Using the SET method of communicating

In addition to learning how to cope with particular situations as mentioned above, it is extremely important to learn and practice a specific method of communicating with borderline individuals. The SET method involves statements of Support, followed by statements of Empathy, and lastly, stating the Truth of the situation.

Support: A statement of support usually begins with “I” and expresses concern, caring, and intent to be helpful. I will provide an example of how this might be done, drawing from work with one of my past therapy couples (names changed).  Patricia and John came to couples therapy with a complaint that John was neither attentive nor helpful enough at home. Outbursts of anger were occurring at least once per week, always with Patricia becoming suddenly enraged at John. In one incident, he made an extra effort to be helpful by making the family meal, washing the dishes and cleaning up the kitchen after a full day of work. Patricia was very happy and thanked him for this. Unexpectedly, she then received a phone call from her mother, who was upset and scolded Patricia for not having remembered her birthday. As soon as she got off the phone and joined John again, she was rageful and critical of John for not having walked the dog yet. He was shocked, having no clue as to what suddenly changed her attitude toward him. He might have made his first statement: “I am concerned about how you are feeling right now. “  This acknowledges her concern without anger or defensiveness.

Empathy: A statement of understanding of the other’s feelings. For example, John might say to Patricia:  “You were happy a moment ago and now sound very angry. You must be feeling very upset.” This should not be about the speaker’s feelings but rather an attempt to express an understanding of the borderline person’s distress.

Truth:  A statement which acknowledges the problem and addresses the practical issue of what can be done to solve it. This should be done without blaming or defensiveness. A matter of fact tone is most helpful here, as in: “Here’s what I am aware of…. The dog has not yet had his walk. The consequence of the problem is …one of us needs to take him out soon. Here’s what I can do…I am tired and need a few minutes of rest. What can you do?  This last part involves the borderline person in the solution and avoids the reinforcement of her helpless behavior.

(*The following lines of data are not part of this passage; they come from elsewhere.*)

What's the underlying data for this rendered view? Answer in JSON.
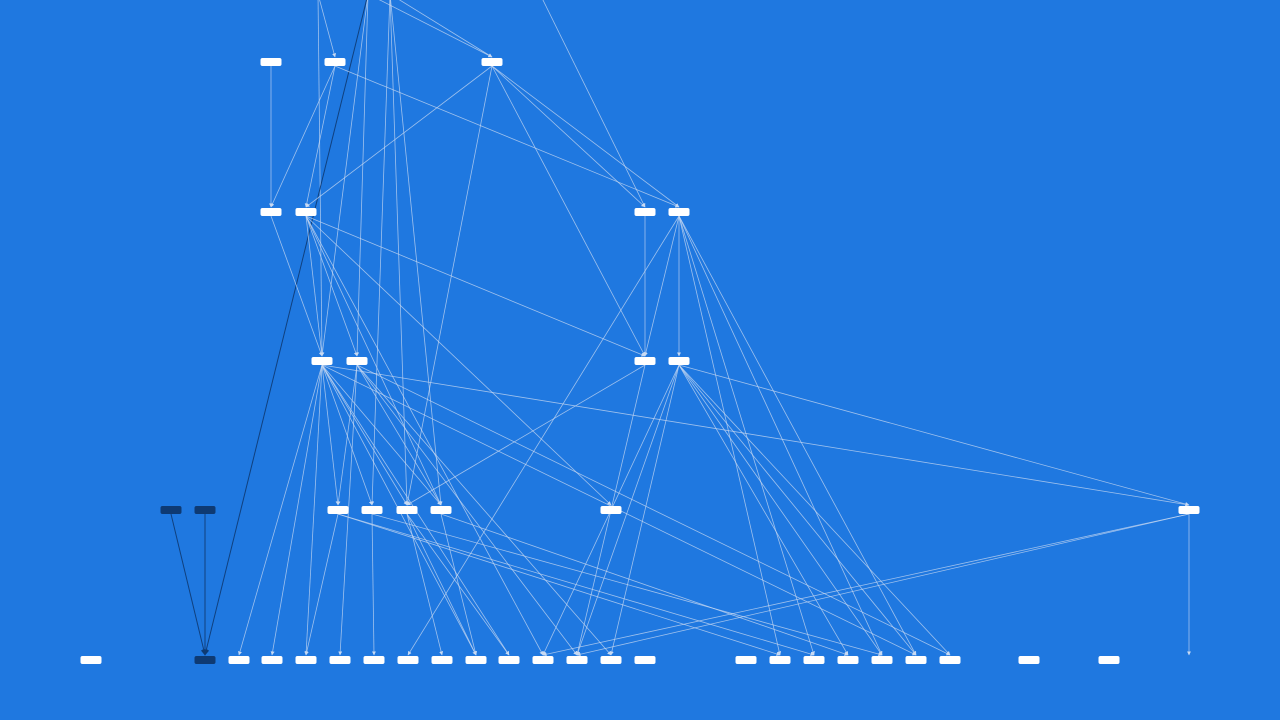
{
  "graph": {
    "title": "",
    "colors": {
      "background": "#1f78e0",
      "node": "#ffffff",
      "node_highlight": "#0e3a73",
      "edge": "#c9daf2",
      "edge_highlight": "#0e3a73"
    },
    "nodes": [
      {
        "id": "a1",
        "layer": 1,
        "slot": 0,
        "highlighted": false
      },
      {
        "id": "a2",
        "layer": 1,
        "slot": 1,
        "highlighted": false
      },
      {
        "id": "a3",
        "layer": 1,
        "slot": 2,
        "highlighted": false
      },
      {
        "id": "b1",
        "layer": 2,
        "slot": 0,
        "highlighted": false
      },
      {
        "id": "b2",
        "layer": 2,
        "slot": 1,
        "highlighted": false
      },
      {
        "id": "b3",
        "layer": 2,
        "slot": 2,
        "highlighted": false
      },
      {
        "id": "b4",
        "layer": 2,
        "slot": 3,
        "highlighted": false
      },
      {
        "id": "c1",
        "layer": 3,
        "slot": 0,
        "highlighted": false
      },
      {
        "id": "c2",
        "layer": 3,
        "slot": 1,
        "highlighted": false
      },
      {
        "id": "c3",
        "layer": 3,
        "slot": 2,
        "highlighted": false
      },
      {
        "id": "c4",
        "layer": 3,
        "slot": 3,
        "highlighted": false
      },
      {
        "id": "d0",
        "layer": 4,
        "slot": 0,
        "highlighted": true
      },
      {
        "id": "d1",
        "layer": 4,
        "slot": 1,
        "highlighted": true
      },
      {
        "id": "d2",
        "layer": 4,
        "slot": 2,
        "highlighted": false
      },
      {
        "id": "d3",
        "layer": 4,
        "slot": 3,
        "highlighted": false
      },
      {
        "id": "d4",
        "layer": 4,
        "slot": 4,
        "highlighted": false
      },
      {
        "id": "d5",
        "layer": 4,
        "slot": 5,
        "highlighted": false
      },
      {
        "id": "d6",
        "layer": 4,
        "slot": 6,
        "highlighted": false
      },
      {
        "id": "d7",
        "layer": 4,
        "slot": 7,
        "highlighted": false
      },
      {
        "id": "e0",
        "layer": 5,
        "slot": 0,
        "highlighted": false
      },
      {
        "id": "e1",
        "layer": 5,
        "slot": 1,
        "highlighted": true
      },
      {
        "id": "e2",
        "layer": 5,
        "slot": 2,
        "highlighted": false
      },
      {
        "id": "e3",
        "layer": 5,
        "slot": 3,
        "highlighted": false
      },
      {
        "id": "e4",
        "layer": 5,
        "slot": 4,
        "highlighted": false
      },
      {
        "id": "e5",
        "layer": 5,
        "slot": 5,
        "highlighted": false
      },
      {
        "id": "e6",
        "layer": 5,
        "slot": 6,
        "highlighted": false
      },
      {
        "id": "e7",
        "layer": 5,
        "slot": 7,
        "highlighted": false
      },
      {
        "id": "e8",
        "layer": 5,
        "slot": 8,
        "highlighted": false
      },
      {
        "id": "e9",
        "layer": 5,
        "slot": 9,
        "highlighted": false
      },
      {
        "id": "e10",
        "layer": 5,
        "slot": 10,
        "highlighted": false
      },
      {
        "id": "e11",
        "layer": 5,
        "slot": 11,
        "highlighted": false
      },
      {
        "id": "e12",
        "layer": 5,
        "slot": 12,
        "highlighted": false
      },
      {
        "id": "e13",
        "layer": 5,
        "slot": 13,
        "highlighted": false
      },
      {
        "id": "e14",
        "layer": 5,
        "slot": 14,
        "highlighted": false
      },
      {
        "id": "e15",
        "layer": 5,
        "slot": 15,
        "highlighted": false
      },
      {
        "id": "e16",
        "layer": 5,
        "slot": 16,
        "highlighted": false
      },
      {
        "id": "e17",
        "layer": 5,
        "slot": 17,
        "highlighted": false
      },
      {
        "id": "e18",
        "layer": 5,
        "slot": 18,
        "highlighted": false
      },
      {
        "id": "e19",
        "layer": 5,
        "slot": 19,
        "highlighted": false
      },
      {
        "id": "e20",
        "layer": 5,
        "slot": 20,
        "highlighted": false
      },
      {
        "id": "e21",
        "layer": 5,
        "slot": 21,
        "highlighted": false
      },
      {
        "id": "e22",
        "layer": 5,
        "slot": 22,
        "highlighted": false
      },
      {
        "id": "e23",
        "layer": 5,
        "slot": 23,
        "highlighted": false
      }
    ],
    "edges": [
      {
        "from": "top1",
        "to": "a2"
      },
      {
        "from": "top2",
        "to": "a3"
      },
      {
        "from": "top3",
        "to": "a3"
      },
      {
        "from": "top2",
        "to": "c1"
      },
      {
        "from": "top2",
        "to": "c2"
      },
      {
        "from": "top3",
        "to": "d3"
      },
      {
        "from": "top3",
        "to": "d4"
      },
      {
        "from": "top3",
        "to": "d5"
      },
      {
        "from": "top1",
        "to": "c1"
      },
      {
        "from": "top4",
        "to": "b3"
      },
      {
        "from": "top2",
        "to": "e1",
        "highlight": true
      },
      {
        "from": "a1",
        "to": "b1"
      },
      {
        "from": "a2",
        "to": "b1"
      },
      {
        "from": "a2",
        "to": "b2"
      },
      {
        "from": "a2",
        "to": "b4"
      },
      {
        "from": "a3",
        "to": "b2"
      },
      {
        "from": "a3",
        "to": "b3"
      },
      {
        "from": "a3",
        "to": "b4"
      },
      {
        "from": "a3",
        "to": "c3"
      },
      {
        "from": "a3",
        "to": "d4"
      },
      {
        "from": "b1",
        "to": "c1"
      },
      {
        "from": "b2",
        "to": "c1"
      },
      {
        "from": "b2",
        "to": "c2"
      },
      {
        "from": "b2",
        "to": "c3"
      },
      {
        "from": "b2",
        "to": "d5"
      },
      {
        "from": "b2",
        "to": "d6"
      },
      {
        "from": "b2",
        "to": "e11"
      },
      {
        "from": "b3",
        "to": "c3"
      },
      {
        "from": "b4",
        "to": "c3"
      },
      {
        "from": "b4",
        "to": "c4"
      },
      {
        "from": "b4",
        "to": "e7"
      },
      {
        "from": "b4",
        "to": "e16"
      },
      {
        "from": "b4",
        "to": "e17"
      },
      {
        "from": "b4",
        "to": "e19"
      },
      {
        "from": "b4",
        "to": "e20"
      },
      {
        "from": "c1",
        "to": "d2"
      },
      {
        "from": "c1",
        "to": "d3"
      },
      {
        "from": "c1",
        "to": "d4"
      },
      {
        "from": "c1",
        "to": "d5"
      },
      {
        "from": "c1",
        "to": "d7"
      },
      {
        "from": "c1",
        "to": "e2"
      },
      {
        "from": "c1",
        "to": "e3"
      },
      {
        "from": "c1",
        "to": "e4"
      },
      {
        "from": "c1",
        "to": "e9"
      },
      {
        "from": "c1",
        "to": "e10"
      },
      {
        "from": "c1",
        "to": "e20"
      },
      {
        "from": "c2",
        "to": "d2"
      },
      {
        "from": "c2",
        "to": "d5"
      },
      {
        "from": "c2",
        "to": "e5"
      },
      {
        "from": "c2",
        "to": "e12"
      },
      {
        "from": "c2",
        "to": "e13"
      },
      {
        "from": "c2",
        "to": "e21"
      },
      {
        "from": "c3",
        "to": "d4"
      },
      {
        "from": "c3",
        "to": "e12"
      },
      {
        "from": "c4",
        "to": "d7"
      },
      {
        "from": "c4",
        "to": "e11"
      },
      {
        "from": "c4",
        "to": "e12"
      },
      {
        "from": "c4",
        "to": "e13"
      },
      {
        "from": "c4",
        "to": "e18"
      },
      {
        "from": "c4",
        "to": "e19"
      },
      {
        "from": "c4",
        "to": "e20"
      },
      {
        "from": "c4",
        "to": "e21"
      },
      {
        "from": "d0",
        "to": "e1",
        "highlight": true
      },
      {
        "from": "d1",
        "to": "e1",
        "highlight": true
      },
      {
        "from": "d2",
        "to": "e4"
      },
      {
        "from": "d2",
        "to": "e16"
      },
      {
        "from": "d2",
        "to": "e17"
      },
      {
        "from": "d3",
        "to": "e6"
      },
      {
        "from": "d3",
        "to": "e19"
      },
      {
        "from": "d4",
        "to": "e8"
      },
      {
        "from": "d4",
        "to": "e9"
      },
      {
        "from": "d4",
        "to": "e10"
      },
      {
        "from": "d5",
        "to": "e9"
      },
      {
        "from": "d5",
        "to": "e18"
      },
      {
        "from": "d7",
        "to": "e11"
      },
      {
        "from": "d7",
        "to": "e12"
      },
      {
        "from": "e23",
        "to": "e23"
      }
    ]
  }
}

 Each of these statements is critical to the response for every crisis situation, such as self-destructive behavior, an important decision-making moment, or an outburst of sudden anger in response to a minor stressor. The “Truth” statement must be clearly expressed each time. Without the statement of Truth (or realistic problem-solving) the borderline person will continue to have unrealistic expectations of others. Merely being supportive and empathic and then fixing the problem without the cooperation of the borderline reinforces the thought that others are responsible for her feelings or concerns.  

If you are in a significant relationship with a person who has Borderline Personality Disorder, you are already aware of how difficult it is to communicate with them in an effective way. Maybe you are so often frustrated in your efforts to be helpful that you end up shouting back during the angry outbursts, resorting to angry criticism, or avoiding them as much as possible. You knew that these reactions have not been helpful but you did not know what else to do. I encourage you to practice the SET response to the best of your ability. Seek professional help for yourself and others in the same household so that you may learn together and then support each other in practicing this method of communicating. The reality is that this is a very complex and challenging personality type. You did not cause the borderline person to act as they do, but there is something you can do about it for your own well-being as well as theirs.